[comp.lang.forth] One Closure for myFORTH was Re: CATCH and THROW

shri@ncst.ernet.in (H.Shrikumar) (09/26/90)

Mikael Patel asks:

mip>> But why use exception in interpret state after all. Do you have an
mip>> example of this, Mitch?

Mitch Bradley replies:

wmb>The classic example is debugging.  When debugging, it is a pain to
wmb>have to remember that there are certain things that you can't just type
wmb>in at the keyboard and have them work the same way that the work inside
wmb>a colon definition.
wmb>
wmb>It is even more of a pain to *explain* to novices why certain things
wmb>don't work.  It is nicer if everything just works. 

   Seconded.

   Both from the stand-point to easy education, as well as being
more consistent. A different "Interpret" and "Compile" mode is not
too different from vi's "command" and "insert" modes.

   To add to wmb's observations about ' and ['], I also dislike "No
DO ... LOOP from Interpret Mode" and things like that. I enjoy UNIX
shell just due to these constructs, and I want them on my system too.
(Write a command, add a pipe or a while... (so-on) .. and when happy
bottle it in a shell-script.)

   The other gripe is the fact that IF ..THEN, DO ... LOOP etc.  are
all sort-a pre-fix-ish. Could that syntax be given a post-fix sugar ?

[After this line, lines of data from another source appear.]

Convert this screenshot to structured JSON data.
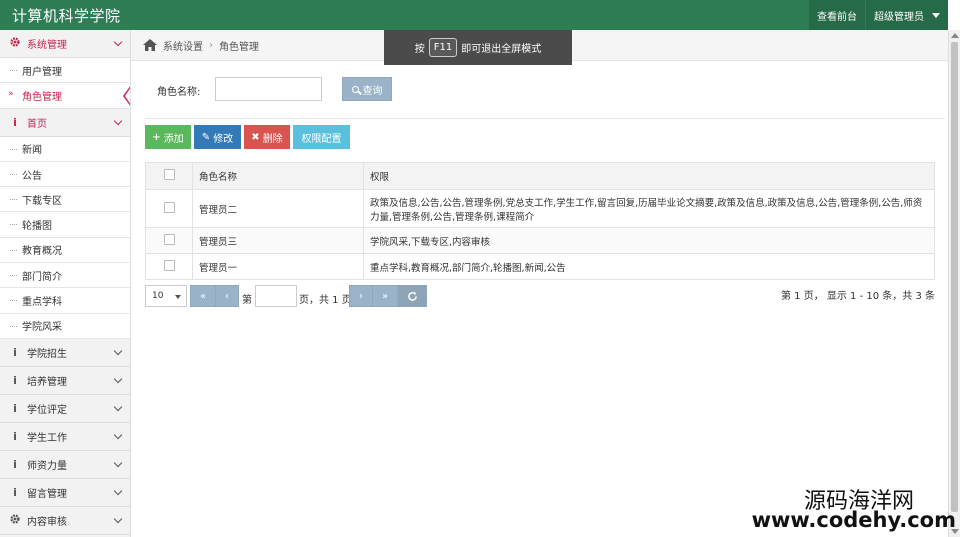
{
  "header": {
    "brand": "计算机科学学院",
    "front_link": "查看前台",
    "user_menu": "超级管理员"
  },
  "toast": {
    "before": "按",
    "key": "F11",
    "after": "即可退出全屏模式"
  },
  "breadcrumb": {
    "items": [
      "系统设置",
      "角色管理"
    ]
  },
  "sidebar": {
    "system": {
      "label": "系统管理",
      "icon": "gear-icon",
      "items": [
        "用户管理",
        "角色管理"
      ]
    },
    "home": {
      "label": "首页",
      "icon": "info-icon",
      "items": [
        "新闻",
        "公告",
        "下载专区",
        "轮播图",
        "教育概况",
        "部门简介",
        "重点学科",
        "学院风采"
      ]
    },
    "groups": [
      {
        "label": "学院招生",
        "icon": "info-icon"
      },
      {
        "label": "培养管理",
        "icon": "info-icon"
      },
      {
        "label": "学位评定",
        "icon": "info-icon"
      },
      {
        "label": "学生工作",
        "icon": "info-icon"
      },
      {
        "label": "师资力量",
        "icon": "info-icon"
      },
      {
        "label": "留言管理",
        "icon": "info-icon"
      },
      {
        "label": "内容审核",
        "icon": "gear-icon"
      }
    ],
    "active_item": "角色管理"
  },
  "search": {
    "label": "角色名称:",
    "value": "",
    "button": "查询"
  },
  "toolbar": {
    "add": "添加",
    "edit": "修改",
    "delete": "删除",
    "permissions": "权限配置"
  },
  "table": {
    "headers": [
      "角色名称",
      "权限"
    ],
    "rows": [
      {
        "name": "管理员二",
        "permissions": "政策及信息,公告,公告,管理条例,党总支工作,学生工作,留言回复,历届毕业论文摘要,政策及信息,政策及信息,公告,管理条例,公告,师资力量,管理条例,公告,管理条例,课程简介"
      },
      {
        "name": "管理员三",
        "permissions": "学院风采,下载专区,内容审核"
      },
      {
        "name": "管理员一",
        "permissions": "重点学科,教育概况,部门简介,轮播图,新闻,公告"
      }
    ]
  },
  "pager": {
    "page_size": "10",
    "first": "«",
    "prev": "‹",
    "label_page": "第",
    "page_input": "",
    "label_total": "页，共 1 页",
    "next": "›",
    "last": "»",
    "info": "第 1 页， 显示 1 - 10 条，共 3 条"
  },
  "watermark": {
    "line1": "源码海洋网",
    "line2": "www.codehy.com"
  },
  "colors": {
    "header": "#2e7d55",
    "accent_red": "#c7254e",
    "btn_add": "#5cb85c",
    "btn_edit": "#337ab7",
    "btn_delete": "#d9534f",
    "btn_perm": "#5bc0de"
  }
}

   I do like PostScript's { } construct, which makes the syntax much
cleaner.

   For a home-brew I am building, I had initially intended to do a 
quick-and-dirty FORTH, but now I am playing with a syntax cleaned up
according to the above.

   I have a feeling that precisely *one* context-free struture, (a
parenthesis, which is the only closure really needed) which *also* is
given lazy-evaluation semantics, (everything else being strict and
immediate) would give me what I want. (Interpret, Compile, block
structure, closures ...). I am experimenting with some example
pieces of code in myFORTH, a prototype of which I have built using
TILE (thanx Mikael Patel).

   Of course, this is non-standard ... but hopefully, I hope, FORTH
will evolve along these lines.

-- shrikumar ( shri@ncst.in )

PS: Now, if I can get myLOOP to be compiled as a tail-recursive
definition with myIF, with the tail-recursion being (trivially)
optimised out by the compiler .... 

dwp@willett.pgh.pa.us (Doug Philips) (09/29/90)

In <955@shakti.ncst.ernet.in>, shri@ncst.ernet.in (H.Shrikumar) writes:
>    To add to wmb's observations about ' and ['], I also dislike "No
> DO ... LOOP from Interpret Mode" and things like that. I enjoy UNIX
> shell just due to these constructs, and I want them on my system too.
> (Write a command, add a pipe or a while... (so-on) .. and when happy
> bottle it in a shell-script.)

I think the (old) traditional response is that block editting was
supposed to be soooooooo easy that you would edit words in blocks
loading and reloading until you were happy.  It solves the problem of
command histories, and such, raised by interactive control structures.